About 15 protesters sprawled across the steps of Sproul Hall at noon Thursday, making their motionless bodies the centerpiece of a protest against the treatment of animals in UC Berkeley research labs.
The protest, termed a “die-in,” was organized by Direct Action Everywhere, an international group that advocates animal rights, to raise awareness of alleged animal cruelty in UC Berkeley labs. Activists “died” on the steps to address what they called a contradiction between the advancement of the life sciences and the 100,000-plus animal deaths they say occur each year.
But according to Roger Van Andel, director of the Office of Laboratory Animal Care, the campus only houses about 35,000 mice, which make up most of its research animal population.
Activists from the organization recently protested against Chipotle in May and UC Berkeley in February, after the campus was slapped with a fine for a 2011 violation of the Animal Welfare Act. They say all creatures, humans and nonhumans alike, are animals and demand total animal liberation, particularly in the field of medicine.
“Even if they aren’t violating the Animal Welfare Act, UC Berkeley is a place of terrible suffering for anyone who isn’t a human,” said Brian Burns, an activist and recent graduate of Head-Royce School in Oakland. “Just because someone is different from you — be it a dog, a cat, a pig or a rat — does not mean they deserve to be hurt or killed.”
UC Berkeley’s animal testing program operates under stringent procedures that require review under the Animal Care and Use Committee, according to Van Andel. He said the 2011 incident, in which five voles — micelike animals — died of dehydration, was an isolated incident and that UC Berkeley has since changed its practices to minimize the chances of a repeated episode.
But the activists argue that animal testing, no matter the circumstances, is a major injustice.

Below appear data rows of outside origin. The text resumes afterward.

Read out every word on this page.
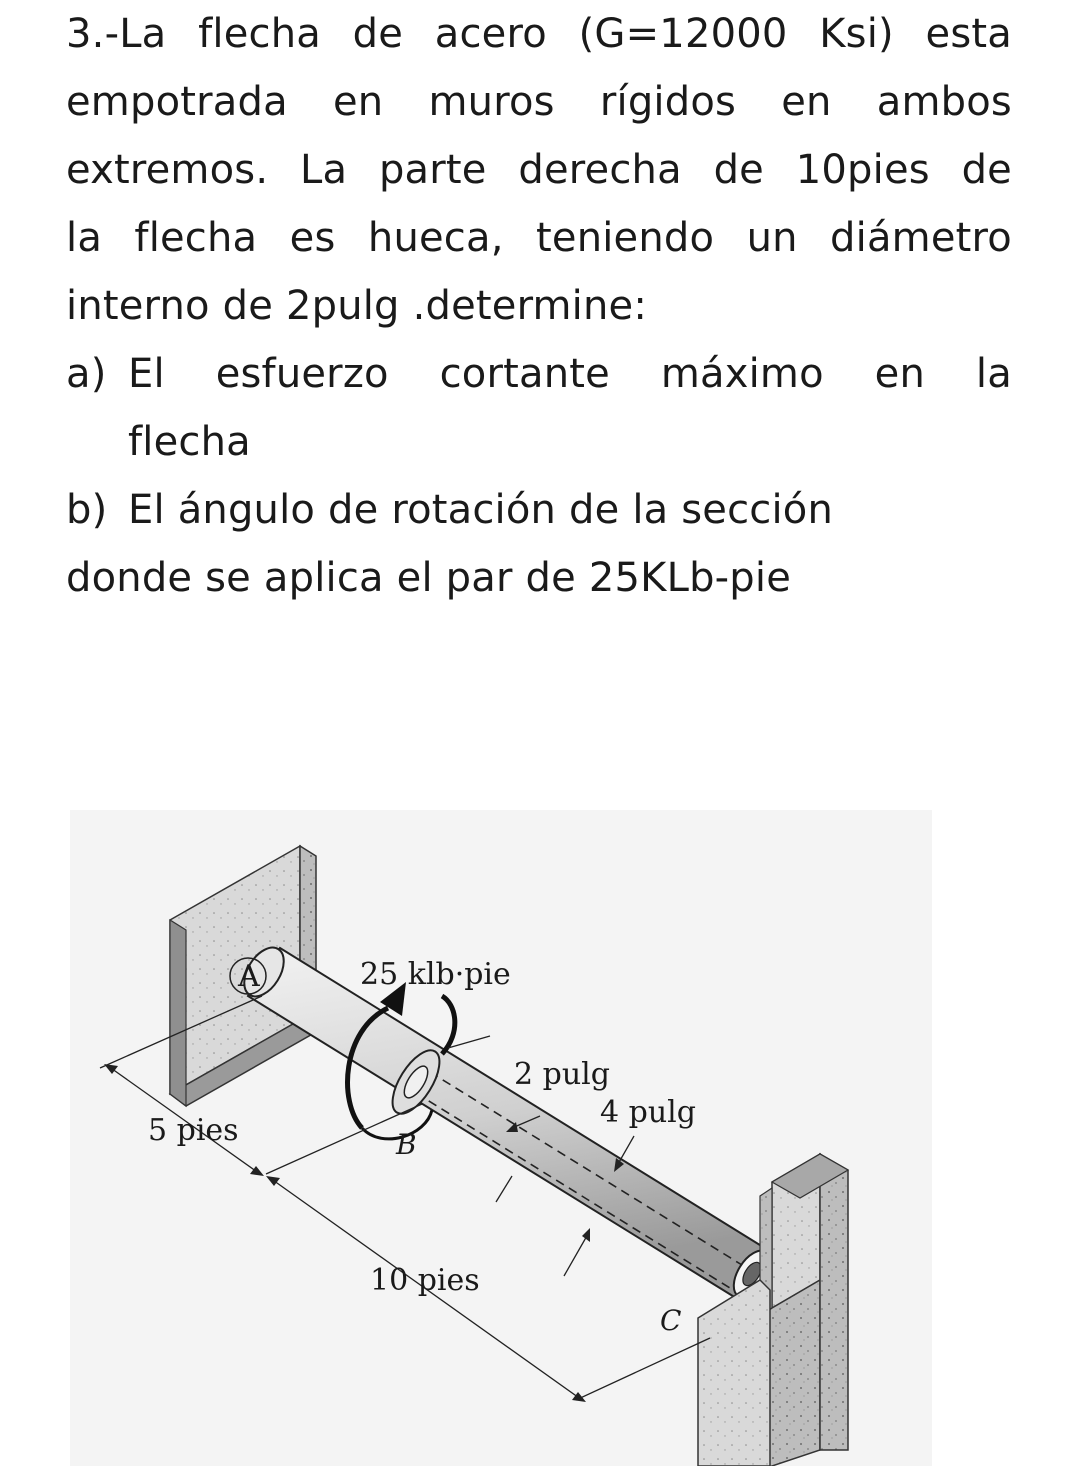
3.-La flecha de acero (G=12000 Ksi) esta
empotrada en muros rígidos en ambos
extremos. La parte derecha de 10pies de
la flecha es hueca, teniendo un diámetro
interno de 2pulg .determine:
a) El esfuerzo cortante máximo en la
flecha
b) El ángulo de rotación de la sección
donde se aplica el par de 25KLb-pie
A
B
C
25 klb·pie
2 pulg
4 pulg
5 pies
10 pies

“In the moment, (the benefit) might seem like it’s a fair trade-off,” said activist Felicia Baeza, a part-time student at Evergreen Valley College, about medical testing. “But overall, you’re just keeping the idea alive that certain beings are less than.”
The benefits that animal testing provides, however, are wide-reaching, according to Van Andel. He noted that experiments have helped develop treatments for diseases such as diabetes and cancer and have improved the field of veterinary medicine — meaning that animal testing’s benefits aren’t always humancentric.
Campus professor of neuroscience John Ngai, whose lab performs animal testing, said testing is an “inescapable fact of life” as long as society continues to push for medical advances.
The protest was intended to make students pause to think, Baeza said. But not all passersby were convinced by the effort.
While Richard Hunter, a UC Berkeley alumnus who participated in the Free Speech Movement in 1964, applauded the idea of student protests, his daughter, Eve Hunter, said the die-in lacked information.
“It’s very dramatic,” she said. “But it’s not talking about what about the science isn’t fair to animals.”
Burns, who called the activist turnout “fantastic,” said public opinion on animal treatment is changing.
“Hundreds of years ago, people would publicly beat and torture cats and dogs for fun as games in town squares … If anyone did that now, they would be called a monster,” Burns said. “I think that people are waking up and realizing that this is just as wrong.”